Gautier e Thelma reforçam a necessidade da presença do roteirista ao longo das etapas. "No mercado estrangeiro é comum, por exemplo, que roteiristas acompanhem o set de gravação de seus respectivos episódios. Isso é feito para que caso haja qualquer tipo de alteração, desde uma frase do diálogo até a existência de um objeto de cena, a narrativa se mantenha intacta e continue fazendo sentido. Essa prática no Brasil é inimaginável e raramente acontece", diz Gautier. "Não quero dizer que o autor deva ser um controlador, mas acho importante ele ser chamado para acompanhar as etapas de sua obra. Ser ouvido, quando há problemas ou decisões importantes a serem tomadas, sobretudo no que diz respeito à narrativa. Se um episódio da série – ou capítulo, no caso da novela – ficou grande, por exemplo, quem melhor para apontar o que pode ser cortado ou passado para outro momento? Quem conhece melhor que todos aquela história que foi criada e escrita por ele? Outras questões são de ordem da direção e da produção e não acho que a gente tenha que se intrometer. Mas a estrutura da narrativa, a psicologia dos personagens, tudo o que faz parte do universo narrativo deveria ser da competência do autor", completa Thelma. 

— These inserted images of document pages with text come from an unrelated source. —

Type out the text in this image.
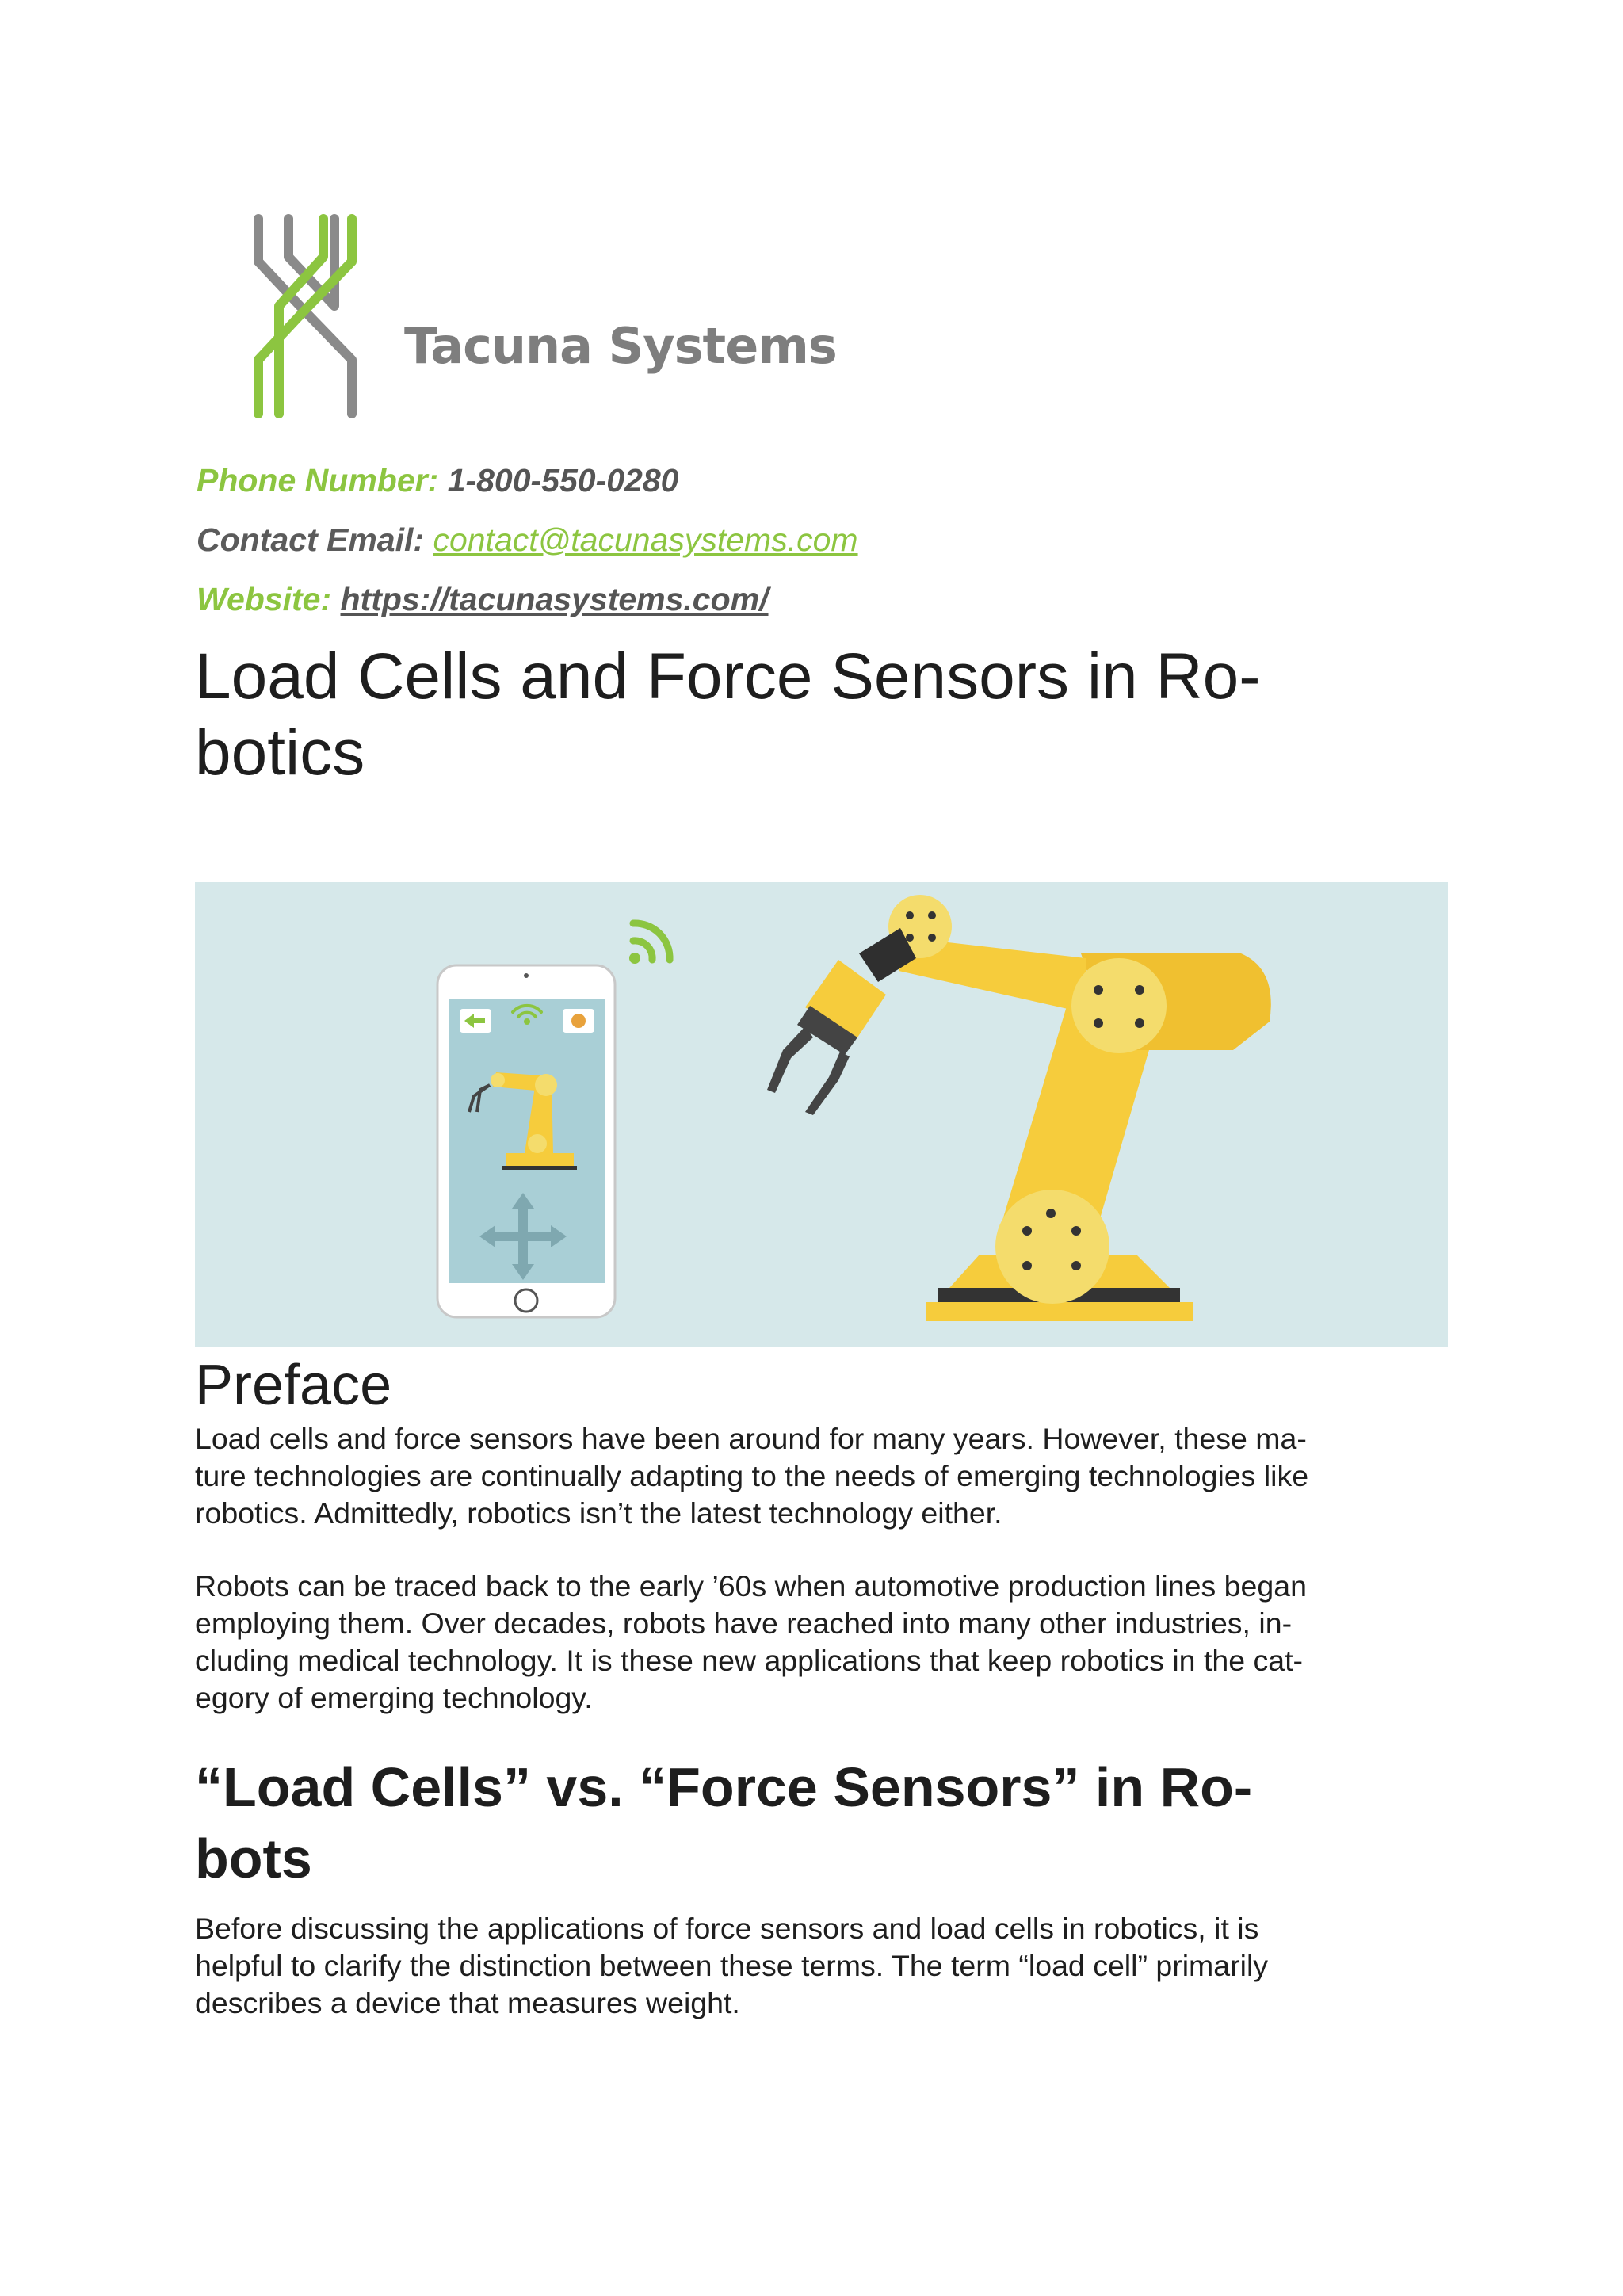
Tacuna Systems
Phone Number: 1-800-550-0280
Contact Email: contact@tacunasystems.com
Website: https://tacunasystems.com/
Load Cells and Force Sensors in Ro-
botics
Preface

Load cells and force sensors have been around for many years. However, these ma-
ture technologies are continually adapting to the needs of emerging technologies like
robotics. Admittedly, robotics isn’t the latest technology either.

Robots can be traced back to the early ’60s when automotive production lines began
employing them. Over decades, robots have reached into many other industries, in-
cluding medical technology. It is these new applications that keep robotics in the cat-
egory of emerging technology.

“Load Cells” vs. “Force Sensors” in Ro-
bots

Before discussing the applications of force sensors and load cells in robotics, it is
helpful to clarify the distinction between these terms. The term “load cell” primarily
describes a device that measures weight.
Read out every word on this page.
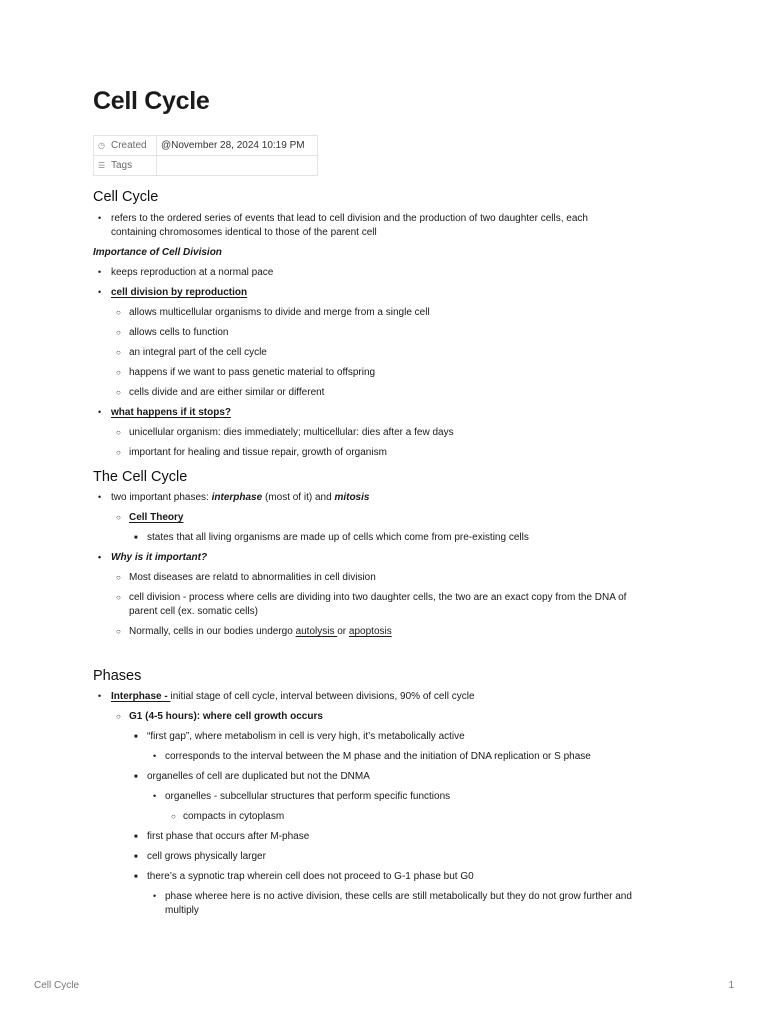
Cell Cycle
◷ Created	@November 28, 2024 10:19 PM
☰ Tags	
Cell Cycle
•
refers to the ordered series of events that lead to cell division and the production of two daughter cells, each
containing chromosomes identical to those of the parent cell
Importance of Cell Division
•
keeps reproduction at a normal pace
•
cell division by reproduction
○ allows multicellular organisms to divide and merge from a single cell
○ allows cells to function
○ an integral part of the cell cycle
○ happens if we want to pass genetic material to offspring
○ cells divide and are either similar or different
•
what happens if it stops?
○ unicellular organism: dies immediately; multicellular: dies after a few days
○ important for healing and tissue repair, growth of organism
The Cell Cycle
•
two important phases: interphase (most of it) and mitosis
○ Cell Theory
■ states that all living organisms are made up of cells which come from pre-existing cells
•
Why is it important?
○ Most diseases are relatd to abnormalities in cell division
○ cell division - process where cells are dividing into two daughter cells, the two are an exact copy from the DNA of
parent cell (ex. somatic cells)
○ Normally, cells in our bodies undergo autolysis or apoptosis
Phases
•
Interphase - initial stage of cell cycle, interval between divisions, 90% of cell cycle
○ G1 (4-5 hours): where cell growth occurs
■ “first gap”, where metabolism in cell is very high, it’s metabolically active
•
corresponds to the interval between the M phase and the initiation of DNA replication or S phase
■ organelles of cell are duplicated but not the DNMA
•
organelles - subcellular structures that perform specific functions
○ compacts in cytoplasm
■ first phase that occurs after M-phase
■ cell grows physically larger
■ there’s a sypnotic trap wherein cell does not proceed to G-1 phase but G0
•
phase wheree here is no active division, these cells are still metabolically but they do not grow further and
multiply
Cell Cycle	1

"A entrada da Joelma Gonzaga na SAV e a eleição da regulação do VOD como pauta prioritária é um aceno para essa discussão que perpassa pela garantia e ampliação desses direitos"

Maíra Oliveira (Foto: Thaís Ramos)

Novo Governo 

É unânime entre os profissionais que a mudança de governo trouxe um cenário mais favorável para as mudanças desejadas. "A entrada da Joelma Gonzaga na Secretaria do Audiovisual e a eleição da regulação do VOD como pauta prioritária é um aceno para essa discussão que perpassa pela garantia e ampliação desses direitos, no novo contexto onde as plataformas se fazem tão presentes", analisa Maíra. "Mas pensando em autonomia, é ainda mais importante a criação e ampliação de editais focados em desenvolvimento, como aqueles já anunciados pela Ministra Margareth Menezes, e outros que reconheçam a pessoa roteirista como capital intelectual imprescindível para todo e qualquer projeto audiovisual, com um sistema de pontuação, por exemplo, que reflita essa importância. Essas e outras iniciativas só serão possíveis em uma parceria da sociedade civil, representada pelas entidades como ABRA, APAN e outras, com o Ministério da Cultura, como já vem se desenhando", acrescenta. 

"O retorno do Ministério da Cultura como pasta própria e independente, assim como a injeção de R$ 3,8 bilhões com a Lei Paulo Gustavo são formas de fortalecer o audiovisual brasileiro. Com mais verba é possível criar e produzir mais obras. Com mais obras sendo produzidas, surge a necessidade por mais profissionais que terão um maior poder de escolha, inclusive o poder de escolher trabalhar em suas próprias obras ou terceirizar seus serviços e talentos para canais e plataformas, e isso fortalece a classe como um todo. Ou seja, a partir das proposta apresentada pelo novo governo é possível fortalecer a classe como um todo e vislumbrar um futuro onde roteiristas terão mais força para ter seus direitos garantidos e seus talentos reconhecidos e devidamente remunerados", conclui Gautier.